This weekend’s long run was in the weather I was hoping to have last weekend for the race. Overcast and mid-60s…great running weather which led to me running 10 miles in 1 hour, 48 minutes (average of 10:49 minute miles)!! So even though I wasn’t able to meet my goal last weekend for the race, I did it on Saturday. Now this weekend is a half marathon and my goal is 2 hours, 24 minutes (average of 11 minute miles). So far the weather forecast is good…I hope it holds up.
I had a weird epiphany this morning as I was getting ready for work. I feel like a responsible, happy young woman. A somewhat basic epiphany but let me explain why this is so mind-blowing. Since I graduated college I’ve felt like a kid playing at being a grown-up…I had an adult job and responsibilities but still felt in so many ways like I was still a girl. I let others dictate my life, my ambitions, my moods, and my feelings.

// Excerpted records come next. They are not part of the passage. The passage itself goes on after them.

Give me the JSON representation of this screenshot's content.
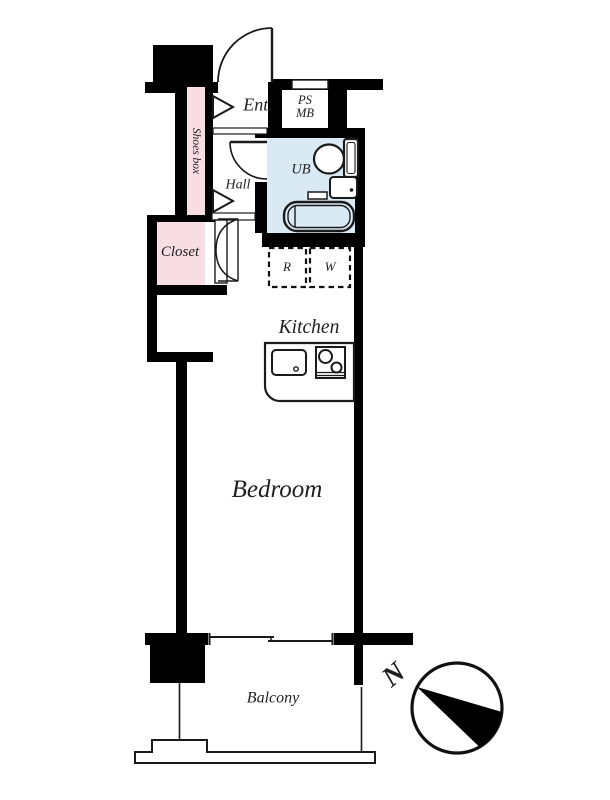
{
  "floorplan": {
    "rooms": {
      "entrance": "Ent.",
      "ps_line1": "PS",
      "ps_line2": "MB",
      "shoes_box": "Shoes box",
      "hall": "Hall",
      "unit_bath": "UB",
      "closet": "Closet",
      "refrigerator_space": "R",
      "washer_space": "W",
      "kitchen": "Kitchen",
      "bedroom": "Bedroom",
      "balcony": "Balcony"
    },
    "compass": {
      "north_label": "N"
    },
    "fixtures": [
      "entrance-door",
      "bath-door",
      "closet-double-door",
      "toilet",
      "washbasin",
      "bathtub",
      "kitchen-sink",
      "stove",
      "sliding-window",
      "compass-rose"
    ],
    "colors": {
      "wall": "#000000",
      "closet_fill": "#f8dee3",
      "shoes_box_fill": "#f8dee3",
      "bath_fill": "#d9eaf4",
      "line": "#1a1a1a",
      "text": "#1f1f1f"
    }
  }
}
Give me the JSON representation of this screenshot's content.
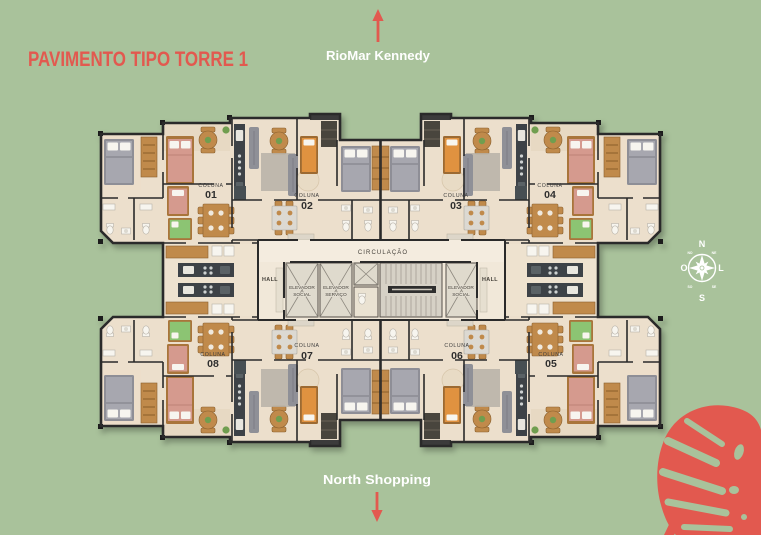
{
  "title": "PAVIMENTO TIPO TORRE 1",
  "directions": {
    "top": "RioMar Kennedy",
    "bottom": "North Shopping"
  },
  "compass": {
    "n": "N",
    "s": "S",
    "e": "L",
    "w": "O",
    "ne": "NE",
    "nw": "NO",
    "se": "SE",
    "sw": "SO"
  },
  "plan": {
    "circulation": "CIRCULAÇÃO",
    "hall_left": "HALL",
    "hall_right": "HALL",
    "elevator_social_left": {
      "line1": "ELEVADOR",
      "line2": "SOCIAL"
    },
    "elevator_service": {
      "line1": "ELEVADOR",
      "line2": "SERVIÇO"
    },
    "elevator_social_right": {
      "line1": "ELEVADOR",
      "line2": "SOCIAL"
    },
    "columns": [
      {
        "label": "COLUNA",
        "number": "01"
      },
      {
        "label": "COLUNA",
        "number": "02"
      },
      {
        "label": "COLUNA",
        "number": "03"
      },
      {
        "label": "COLUNA",
        "number": "04"
      },
      {
        "label": "COLUNA",
        "number": "05"
      },
      {
        "label": "COLUNA",
        "number": "06"
      },
      {
        "label": "COLUNA",
        "number": "07"
      },
      {
        "label": "COLUNA",
        "number": "08"
      }
    ]
  },
  "colors": {
    "background": "#a9c29b",
    "accent": "#e2594f",
    "label-light": "#ffffff",
    "label-dark": "#3b3b3b",
    "floor": "#ecdfcc",
    "floor-core": "#f1e8d9",
    "wall": "#2b2b2b",
    "wood": "#c08a4c",
    "wood-dark": "#8a5f2c",
    "bed-pink": "#d59a8e",
    "bed-green": "#8cc473",
    "bed-gray": "#a7a7af",
    "counter-dark": "#3c4347",
    "fixture-white": "#f7f5ef"
  }
}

In the past year, I’ve pushed myself emotionally and mentally to be me and to be the me I’m comfortable with. Embracing me as I see me has allowed me to cross over the threshold from girl to woman.
When I pictured myself as a woman I saw myself as a financially secure, healthy (mentally, physically, emotionally), happy person no longer tied to others’ expectations of me or my own inner critic. I’m not 100% there but I’m so much further than I was…far enough to call myself a woman.

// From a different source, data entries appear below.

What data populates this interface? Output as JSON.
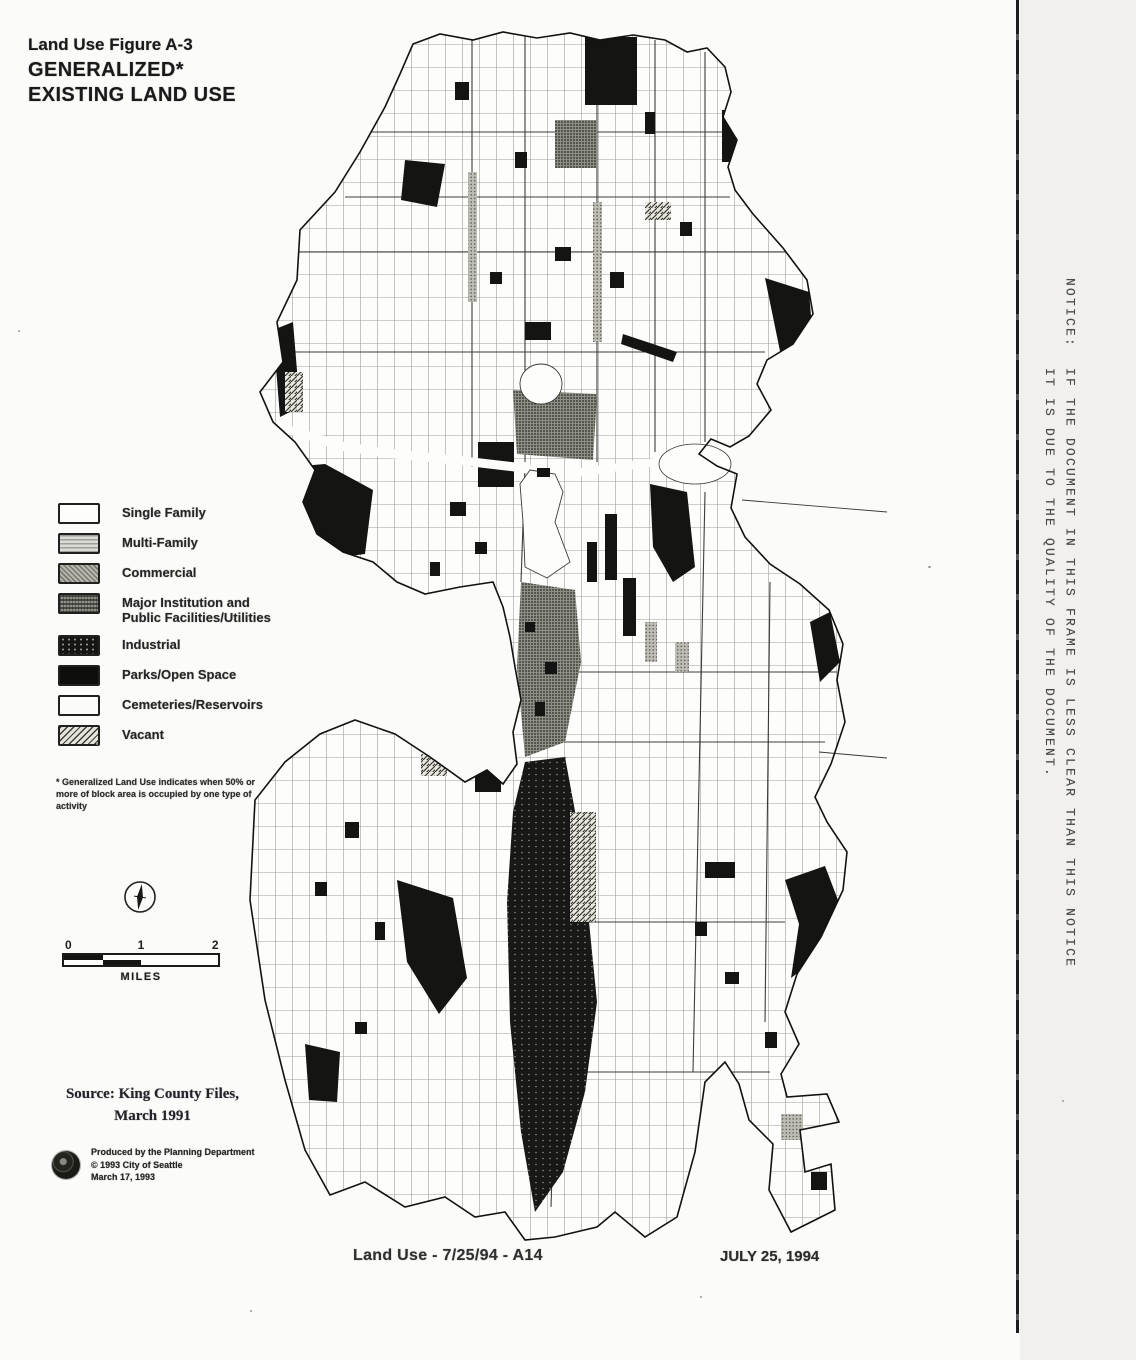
{
  "title": {
    "line1": "Land Use Figure A-3",
    "line2": "GENERALIZED*",
    "line3": "EXISTING LAND USE"
  },
  "legend": {
    "items": [
      {
        "label": "Single Family"
      },
      {
        "label": "Multi-Family"
      },
      {
        "label": "Commercial"
      },
      {
        "label": "Major Institution and Public Facilities/Utilities"
      },
      {
        "label": "Industrial"
      },
      {
        "label": "Parks/Open Space"
      },
      {
        "label": "Cemeteries/Reservoirs"
      },
      {
        "label": "Vacant"
      }
    ],
    "footnote": "* Generalized Land Use indicates when 50% or more of block area is occupied by one type of activity"
  },
  "scale_bar": {
    "tick0": "0",
    "tick1": "1",
    "tick2": "2",
    "unit": "MILES"
  },
  "source": {
    "line1": "Source: King County Files,",
    "line2": "March 1991"
  },
  "credit": {
    "line1": "Produced by the Planning Department",
    "line2": "© 1993 City of Seattle",
    "line3": "March 17, 1993"
  },
  "footer": {
    "left": "Land Use - 7/25/94 - A14",
    "right": "JULY 25, 1994"
  },
  "notice": {
    "line1": "NOTICE:  IF THE DOCUMENT IN THIS FRAME IS LESS CLEAR THAN THIS NOTICE",
    "line2": "         IT IS DUE TO THE QUALITY OF THE DOCUMENT."
  },
  "colors": {
    "ink": "#1a1a1a",
    "paper": "#fbfbf9"
  }
}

I’m becoming more financially responsible and am working hard to get myself out of debt;
I’m proud of my body and what it can accomplish;
I look at food most of the time now as just food, not comfort or an act of rebellion;
I have an idea of where I want my career to go and how to get there;
I’m in touch with what I need and know how to get it (whether it’s alone time or standing up for myself);
I know what makes me happy (running, cooking, spending time with my man) and how to defeat my inner critic.